Social Media FAQs
Q: How do I overcome my fear of the permanency of social media?
A: Start small and start slowly. It will become natural overtime.
Q: How can I decipher whether or not another account is legitimate?
A: Professional, legitimate accounts generally will have the institutions, practice, and fields clearly indicated. Fake accounts typically will not go through all of that effort. Legit accounts will also make useful comments and will not spam your private inbox.
Q: Will social media take too much time away from face to face interactions?
A: Social media gives you a global professional community that is not possible to have in person. It depends on the goals of your practice and professional brand, but overall, it should help you to grow your interactions, both publicly and privately.
Q: What is a Twitter takeover?
A: A Twitter takeover is an individual taking over another account for a day or more, while the account gives the individual credit. It helps people learn more about your professional voice as well as your practice more broadly.
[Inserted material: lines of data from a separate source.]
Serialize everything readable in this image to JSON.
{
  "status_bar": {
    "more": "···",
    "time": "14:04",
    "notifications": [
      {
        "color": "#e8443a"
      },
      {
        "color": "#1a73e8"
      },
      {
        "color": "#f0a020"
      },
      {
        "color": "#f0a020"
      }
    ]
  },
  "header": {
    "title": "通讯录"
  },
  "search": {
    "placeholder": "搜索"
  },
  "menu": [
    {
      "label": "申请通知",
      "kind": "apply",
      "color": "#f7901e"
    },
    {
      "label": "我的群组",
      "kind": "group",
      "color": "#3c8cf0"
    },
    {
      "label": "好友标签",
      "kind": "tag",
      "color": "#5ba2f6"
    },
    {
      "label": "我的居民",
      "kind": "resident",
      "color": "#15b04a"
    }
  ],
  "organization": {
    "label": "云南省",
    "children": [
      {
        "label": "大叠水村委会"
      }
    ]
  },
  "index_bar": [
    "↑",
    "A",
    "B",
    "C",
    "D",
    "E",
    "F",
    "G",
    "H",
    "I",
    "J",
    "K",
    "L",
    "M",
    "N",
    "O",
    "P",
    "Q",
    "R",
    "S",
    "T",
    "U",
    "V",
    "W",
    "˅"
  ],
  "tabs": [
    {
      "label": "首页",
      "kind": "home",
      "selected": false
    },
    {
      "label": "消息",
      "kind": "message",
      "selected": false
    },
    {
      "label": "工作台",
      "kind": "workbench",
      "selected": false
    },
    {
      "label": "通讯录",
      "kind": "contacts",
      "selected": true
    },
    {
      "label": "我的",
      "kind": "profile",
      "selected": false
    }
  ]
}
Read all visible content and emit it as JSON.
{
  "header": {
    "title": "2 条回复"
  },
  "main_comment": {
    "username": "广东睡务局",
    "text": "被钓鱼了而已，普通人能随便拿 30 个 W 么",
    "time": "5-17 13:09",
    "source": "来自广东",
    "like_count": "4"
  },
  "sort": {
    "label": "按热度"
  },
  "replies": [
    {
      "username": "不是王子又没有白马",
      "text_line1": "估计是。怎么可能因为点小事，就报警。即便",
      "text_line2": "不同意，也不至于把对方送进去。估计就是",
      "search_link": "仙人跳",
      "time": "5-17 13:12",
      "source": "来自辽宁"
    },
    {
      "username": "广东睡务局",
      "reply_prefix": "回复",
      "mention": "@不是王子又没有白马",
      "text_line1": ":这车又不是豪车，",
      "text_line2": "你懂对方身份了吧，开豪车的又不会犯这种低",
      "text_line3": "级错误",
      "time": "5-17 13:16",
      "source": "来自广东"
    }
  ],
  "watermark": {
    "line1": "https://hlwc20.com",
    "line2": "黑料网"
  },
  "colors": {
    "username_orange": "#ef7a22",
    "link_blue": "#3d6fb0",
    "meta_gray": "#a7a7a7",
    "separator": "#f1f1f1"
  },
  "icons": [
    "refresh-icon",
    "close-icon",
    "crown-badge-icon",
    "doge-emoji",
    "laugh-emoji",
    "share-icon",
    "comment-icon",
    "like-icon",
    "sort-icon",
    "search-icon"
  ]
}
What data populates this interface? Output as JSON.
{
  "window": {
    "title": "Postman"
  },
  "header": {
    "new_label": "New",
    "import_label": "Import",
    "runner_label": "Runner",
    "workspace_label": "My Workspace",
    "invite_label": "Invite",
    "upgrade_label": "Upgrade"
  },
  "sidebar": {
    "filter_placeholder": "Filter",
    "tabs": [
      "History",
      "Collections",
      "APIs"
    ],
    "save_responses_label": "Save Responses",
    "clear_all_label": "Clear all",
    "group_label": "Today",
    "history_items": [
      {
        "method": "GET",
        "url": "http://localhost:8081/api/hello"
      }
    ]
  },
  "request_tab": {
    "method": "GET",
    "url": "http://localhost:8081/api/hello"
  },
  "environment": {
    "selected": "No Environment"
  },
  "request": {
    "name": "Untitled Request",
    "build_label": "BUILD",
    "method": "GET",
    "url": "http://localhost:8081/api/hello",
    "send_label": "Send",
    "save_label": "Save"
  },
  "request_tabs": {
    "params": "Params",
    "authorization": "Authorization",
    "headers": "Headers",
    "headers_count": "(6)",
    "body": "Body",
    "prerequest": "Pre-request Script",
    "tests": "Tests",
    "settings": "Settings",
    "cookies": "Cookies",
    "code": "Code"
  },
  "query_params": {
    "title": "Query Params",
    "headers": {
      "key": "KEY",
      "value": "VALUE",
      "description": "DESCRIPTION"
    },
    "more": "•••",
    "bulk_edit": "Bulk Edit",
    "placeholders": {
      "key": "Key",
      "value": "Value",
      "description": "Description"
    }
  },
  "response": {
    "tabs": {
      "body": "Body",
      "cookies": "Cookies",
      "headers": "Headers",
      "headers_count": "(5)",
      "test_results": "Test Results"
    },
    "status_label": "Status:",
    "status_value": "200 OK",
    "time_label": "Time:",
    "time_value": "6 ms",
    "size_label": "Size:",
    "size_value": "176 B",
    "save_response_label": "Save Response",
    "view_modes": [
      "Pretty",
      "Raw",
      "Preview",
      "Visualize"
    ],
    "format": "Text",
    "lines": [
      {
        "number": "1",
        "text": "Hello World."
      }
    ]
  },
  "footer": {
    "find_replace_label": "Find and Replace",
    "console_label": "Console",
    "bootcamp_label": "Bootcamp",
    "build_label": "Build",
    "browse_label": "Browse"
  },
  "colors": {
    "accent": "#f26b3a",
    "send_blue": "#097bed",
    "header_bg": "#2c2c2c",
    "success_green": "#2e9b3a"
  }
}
Q: To find someone on Twitter, do I look up their actual name? Will they know I read their post, or do I just count as a number?
A: You can try Googling their name followed by the word Twitter. They will not know that you specifically viewed a tweet, unless you like or retweet it.
Q: Is it appropriate to accept a patient's friend request?
A: If the patient is not your friend offline, it can get tricky with patient's sending private messages. Perhaps they may follow you on Twitter, but you may try to avoid being their friend on Facebook, as most professionals use Facebook more for personal lives and Twitter more for professional lives. Every scenario is different.
Q: Should I have a personal and professional account?
A: You could have either one for the practice, or one for you, or both, and in each you can cross-tag/mention and retweet the other. Or you could have one and talk about both you as a professional and your practice from the same account.